Akıncı, in this regard, is a location that can play a role in identifying the identities of those responsible of the coup. This is the place where the transmission line functioned on the night of July 15, between the soldiers who carried out the coup and the “civilian leg” that directed the coup and said the final word on behalf of the organization. And that night on this base, the civilian cadre who played a determining role in the coup activity takes us directly to the Pennsylvania address.
This base, first of all, worked as the main command center in the conduct and coordination of the coup operation throughout Turkey.
Besides, this is also the place where the Chief of Staff Gen. Hulusi Akar and other high level commanders were held hostage after being apprehended. Likewise, it is the place where the coup plotters tried to convince Akar to get him on their side and Akar tried to talk them out of it by directly speaking to them (the military leg) and sending indirect messages. The coup plotters had even intended to have Akar address Turkey on a state-run TRT broadcast.
The coup’s launch was also made at Akıncı. The special forces who would apprehend Akar had departed at this point by a white bus to the General Staff. Likewise, helicopters taking off from the Güvercinlik base first went to Akıncı and raged terror on Ankara airspace after getting their instruction from there.
The F-16s that pour death onto Ankara on the night of July 15 took off from this air base.
Just as the start of it, the coup’s terminating decision was also taken at Akıncı. The decision to give up came out from the 143rd fleet, where the organization’s civilian leg was based.

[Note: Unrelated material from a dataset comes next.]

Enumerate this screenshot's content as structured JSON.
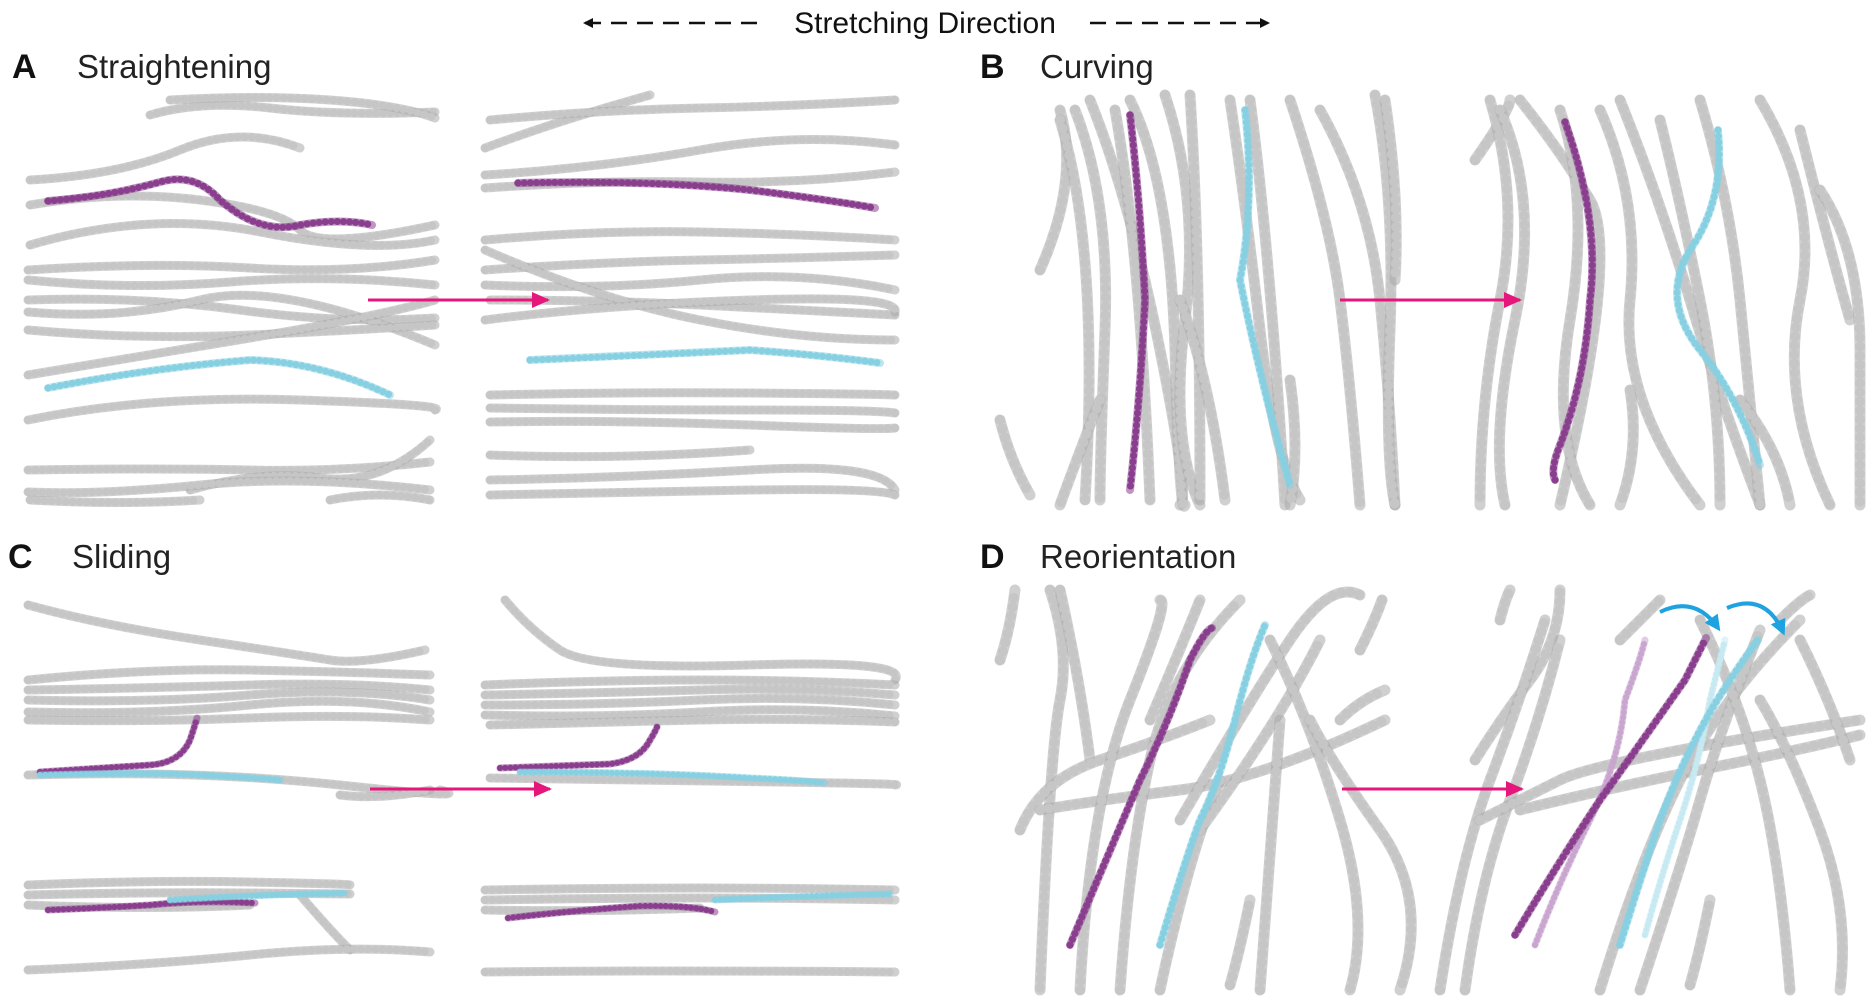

Actually, everything we listed here, are essentially facts that the public opinion already knows. The dimension that requires a special focus on Akıncı is the fact that the civil executive components of the Fethullahist Terror Organization (FETÖ), which is on the brain team of the coup, showed up at this base on the night of July 15. As stated on the 4658-page long indictment, prepared by Ankara Chief Public Prosecutor’s Office, this operation was carried out on the headquarter of the 143rd fleet which is located on the northeast point of the central track in the base.
Various statements about that night indicates that during the time period from the night of July 15 to the early morning hours of July 16 many civilians showed up in the 143rd, using laptops and continuously being in contact with some places on the phone. An activity was carried out on the 143rd fleet.

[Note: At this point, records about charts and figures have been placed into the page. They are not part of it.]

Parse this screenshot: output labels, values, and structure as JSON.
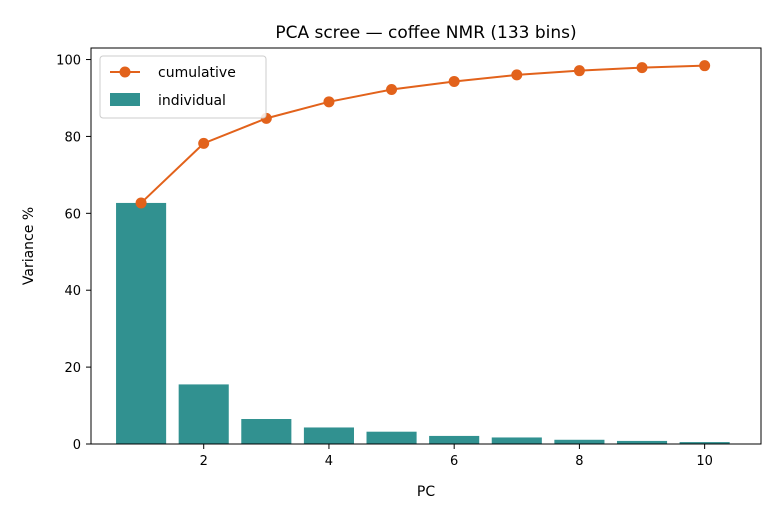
{
  "chart_data": {
    "type": "bar",
    "title": "PCA scree — coffee NMR (133 bins)",
    "xlabel": "PC",
    "ylabel": "Variance %",
    "x": [
      1,
      2,
      3,
      4,
      5,
      6,
      7,
      8,
      9,
      10
    ],
    "xlim": [
      0.2,
      10.9
    ],
    "ylim": [
      0,
      103
    ],
    "xticks": [
      2,
      4,
      6,
      8,
      10
    ],
    "yticks": [
      0,
      20,
      40,
      60,
      80,
      100
    ],
    "grid": false,
    "legend_position": "top-left",
    "series": [
      {
        "name": "cumulative",
        "type": "line",
        "marker": "circle",
        "color": "#e2621b",
        "values": [
          62.7,
          78.2,
          84.7,
          89.0,
          92.2,
          94.3,
          96.0,
          97.1,
          97.9,
          98.4
        ]
      },
      {
        "name": "individual",
        "type": "bar",
        "color": "#319190",
        "values": [
          62.7,
          15.5,
          6.5,
          4.3,
          3.2,
          2.1,
          1.7,
          1.1,
          0.8,
          0.5
        ]
      }
    ]
  }
}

The issue we should highlight is that only five of the civil executive cadre present that night at Akıncı appears as suspects mentioned in the indictments. There are six suspects on the “Civil executive Suspects” cluster (exluding the other four civilian suspects in the case). They are respectively: prime suspect Fethullah Gülen, second suspect Adil Öksüz, third suspect Kemal Batmaz, fourth suspect Hakan Çelik, fifth suspect Nurettin Oruç and sixth suspect Harun Biniş.
Öksüz is an academic of theology, Batmas is a businessman, Oruç is a former teacher who says he makes documentary films, Çiçek is a businessman who owns schools, and Biniş is an engineer who is also a computer software developer.
Was the number of civil executives in the Akıncı base that night higher?
Probably... We can also assume that there are also other civilian coup plotters who escaped when the coup attempt was unsuccessful.
Airforce ‘imam’ Adil Öksüz, in the civil executive group, is one of the key names of the coup who the government missed although he was caught by the gendarmerie at a field near the base. The other four names arrested around the base on the morning of July 16 are still under arrest.
What a coincidence that some of the suspects in this group flew to the U.S. together a short while before the coup.
We can turn our projectors on this civil executive cadre to see closer the finger prints of the Gülen movement on July 15.